$17m Lotto winner's niece loses battle over beach house

The Whangamata property at the centre of the dispute. Photo: Google
The Whangamata property at the centre of the dispute. Photo: Google
A woman whose millionaire uncle died with a secret Lotto fortune has lost her fight for a beach house she believed he bought for her.

David Wayde Carson died in 2015 with more than $17 million to his name thanks to a 2009 Lotto win. He apparently only told one person - his stepson - about the windfall.

His four estranged children, all in Australia, did not learn of his death for more than two years. They were shocked to hear of the Lotto fortune and - although they were not explicitly provided for in the will - were eventually awarded $1.25 million each in December last year.

But a niece to whom Carson had grown close has also fought for her share of the fortune, specifically a beach house which she believed her uncle had bought in her name.

The woman had become close to Carson as a teen after he married her aunt, his second wife. She only learned after his death that he had four children.

After her own marriage broke down in her 40s the pair became closer, frequently talking on the phone, and Carson supported her emotionally and financially including buying her a car, paying her rent and almost $100,000 in legal fees.

The woman and her husband had each owned part of a beach house in Whangamatā, and when they split she and her family continued to use the property.

The two-bedroom, 108m2 home sits on more than 1000m2 of land and adjoins a reserve. It's about 200m from the Otahu River estuary, as the crow flies, and a five minute drive from a white-sand beach. Its current rateable value is $640,000, according to QV.co.nz.

When her ex-husband changed the locks and tried to sell the property in 2009, Carson objected and agreed to buy the property himself. Despite it being bought in his name, the woman claimed her uncle had promised the property would be hers forever, with no strings attached.

After Carson's death the woman wrote to the executors of the will, saying the property was "very special to me". Her uncle had always said the property was for her and her children and she and her father were the only people with keys to the house, she wrote.

Her uncle had never used or even visited the property and did not have a key, she later told the court in an affidavit.

But she said it had been decided, on legal advice, it was less complicated for him to buy the property in his own name.

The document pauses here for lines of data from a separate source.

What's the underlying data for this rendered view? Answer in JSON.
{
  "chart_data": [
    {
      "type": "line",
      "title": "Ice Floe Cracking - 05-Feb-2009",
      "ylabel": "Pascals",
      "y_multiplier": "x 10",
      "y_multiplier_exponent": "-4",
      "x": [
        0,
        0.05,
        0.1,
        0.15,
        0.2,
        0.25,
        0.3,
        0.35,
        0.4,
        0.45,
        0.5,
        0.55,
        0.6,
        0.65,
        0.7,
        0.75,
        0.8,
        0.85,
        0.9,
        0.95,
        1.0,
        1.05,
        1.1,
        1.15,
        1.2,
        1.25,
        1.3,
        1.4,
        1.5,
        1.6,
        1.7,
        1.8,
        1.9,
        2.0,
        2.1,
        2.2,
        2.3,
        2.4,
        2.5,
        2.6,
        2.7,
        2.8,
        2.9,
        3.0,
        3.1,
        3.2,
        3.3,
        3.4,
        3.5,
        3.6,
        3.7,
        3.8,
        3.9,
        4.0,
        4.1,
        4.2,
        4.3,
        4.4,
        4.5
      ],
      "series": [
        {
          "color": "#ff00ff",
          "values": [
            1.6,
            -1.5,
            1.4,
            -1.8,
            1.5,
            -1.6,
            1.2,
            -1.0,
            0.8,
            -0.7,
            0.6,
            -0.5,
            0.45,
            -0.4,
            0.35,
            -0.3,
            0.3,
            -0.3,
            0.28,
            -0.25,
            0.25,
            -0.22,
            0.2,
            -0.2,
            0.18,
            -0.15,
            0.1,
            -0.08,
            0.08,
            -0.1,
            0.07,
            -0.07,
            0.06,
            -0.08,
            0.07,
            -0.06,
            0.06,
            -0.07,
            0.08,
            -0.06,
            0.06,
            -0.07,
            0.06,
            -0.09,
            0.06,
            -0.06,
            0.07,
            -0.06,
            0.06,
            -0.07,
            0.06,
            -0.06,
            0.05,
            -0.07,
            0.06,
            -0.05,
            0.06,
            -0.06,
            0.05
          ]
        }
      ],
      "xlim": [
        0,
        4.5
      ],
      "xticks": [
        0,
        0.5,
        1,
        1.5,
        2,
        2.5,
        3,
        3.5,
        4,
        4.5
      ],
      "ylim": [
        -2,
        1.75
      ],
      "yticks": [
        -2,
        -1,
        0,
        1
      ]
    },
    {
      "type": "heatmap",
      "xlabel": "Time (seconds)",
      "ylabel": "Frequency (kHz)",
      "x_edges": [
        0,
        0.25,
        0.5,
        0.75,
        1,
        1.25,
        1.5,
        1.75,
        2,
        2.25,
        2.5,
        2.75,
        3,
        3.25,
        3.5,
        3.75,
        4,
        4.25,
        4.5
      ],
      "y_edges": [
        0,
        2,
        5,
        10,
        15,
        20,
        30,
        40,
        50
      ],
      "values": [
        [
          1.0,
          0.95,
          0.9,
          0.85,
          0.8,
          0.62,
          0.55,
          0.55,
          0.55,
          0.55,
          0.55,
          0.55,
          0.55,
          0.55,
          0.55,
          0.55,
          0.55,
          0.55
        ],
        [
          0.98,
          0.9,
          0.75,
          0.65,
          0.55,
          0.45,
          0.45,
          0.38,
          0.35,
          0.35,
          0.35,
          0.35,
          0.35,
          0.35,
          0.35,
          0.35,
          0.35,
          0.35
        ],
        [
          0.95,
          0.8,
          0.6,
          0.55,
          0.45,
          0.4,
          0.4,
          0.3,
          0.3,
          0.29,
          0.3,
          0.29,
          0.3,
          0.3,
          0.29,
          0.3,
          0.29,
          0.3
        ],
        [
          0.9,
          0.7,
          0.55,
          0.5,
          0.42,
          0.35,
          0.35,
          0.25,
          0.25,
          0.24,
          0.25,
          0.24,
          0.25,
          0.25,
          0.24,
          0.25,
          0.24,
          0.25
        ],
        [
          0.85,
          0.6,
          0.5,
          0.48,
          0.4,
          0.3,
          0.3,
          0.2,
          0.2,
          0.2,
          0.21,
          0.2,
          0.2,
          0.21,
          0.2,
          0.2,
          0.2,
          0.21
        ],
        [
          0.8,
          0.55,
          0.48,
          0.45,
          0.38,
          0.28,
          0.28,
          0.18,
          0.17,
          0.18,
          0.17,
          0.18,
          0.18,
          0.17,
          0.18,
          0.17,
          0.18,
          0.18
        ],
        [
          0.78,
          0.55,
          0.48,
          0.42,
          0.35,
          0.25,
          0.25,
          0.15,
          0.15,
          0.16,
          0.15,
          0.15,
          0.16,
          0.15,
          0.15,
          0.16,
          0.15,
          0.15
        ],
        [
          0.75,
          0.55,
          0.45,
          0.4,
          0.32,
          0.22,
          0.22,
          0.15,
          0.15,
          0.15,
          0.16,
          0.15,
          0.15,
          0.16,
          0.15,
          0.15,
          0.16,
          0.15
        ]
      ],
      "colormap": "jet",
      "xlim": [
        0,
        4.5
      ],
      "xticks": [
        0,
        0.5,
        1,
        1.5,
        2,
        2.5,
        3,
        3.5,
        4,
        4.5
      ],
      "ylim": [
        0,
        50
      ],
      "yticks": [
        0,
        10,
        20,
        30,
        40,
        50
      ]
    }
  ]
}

He bought it for $340,000 - a fair market price at the time.

She was surprised to learn he had never transferred the property into her name or made provision to do so after his death.

Carson's money was moved into a family trust after his death, with much of it meant to benefit cattle research and development through Lincoln University.

His niece was not left penniless - in his 2014 will her uncle bequeathed her $500,000, and made her a beneficiary of the trust which would see her receive at least $25,000 each year.

Her claim on the property was heard in March in the High Court in Nelson. The executors of Carson's will opposed her claim, arguing her uncle intended to retain ownership himself. They instead intended to sell the property.

In her recently published decision, Justice Thomas said there had been no other witnesses to the conversations between the woman and Carson about the property being hers forever.

The judge agreed with the executors that Carson had not gifted his niece the property nor intended it to be hers. He had taken no steps to move the property into her name.

She and her family had frequently visited the Whangamatā home and maintained the property, mowing the lawns and pruning trees.

However the judge said this maintenance work was consistent with someone who had free use of a property, rather than owning it.

She had not made improvements to the house and Carson had continued to pay the rates, although she paid the power bills.

Carson also did not pay insurance on the property because he did not believe in the concept - which suggested he saw it as his property to do with as he wished, the judge said.

The judge noted Carson had not "overlooked" his niece in making his will - he had specifically addressed their relationship and made provision for her.

The woman's claim for the property was dismissed.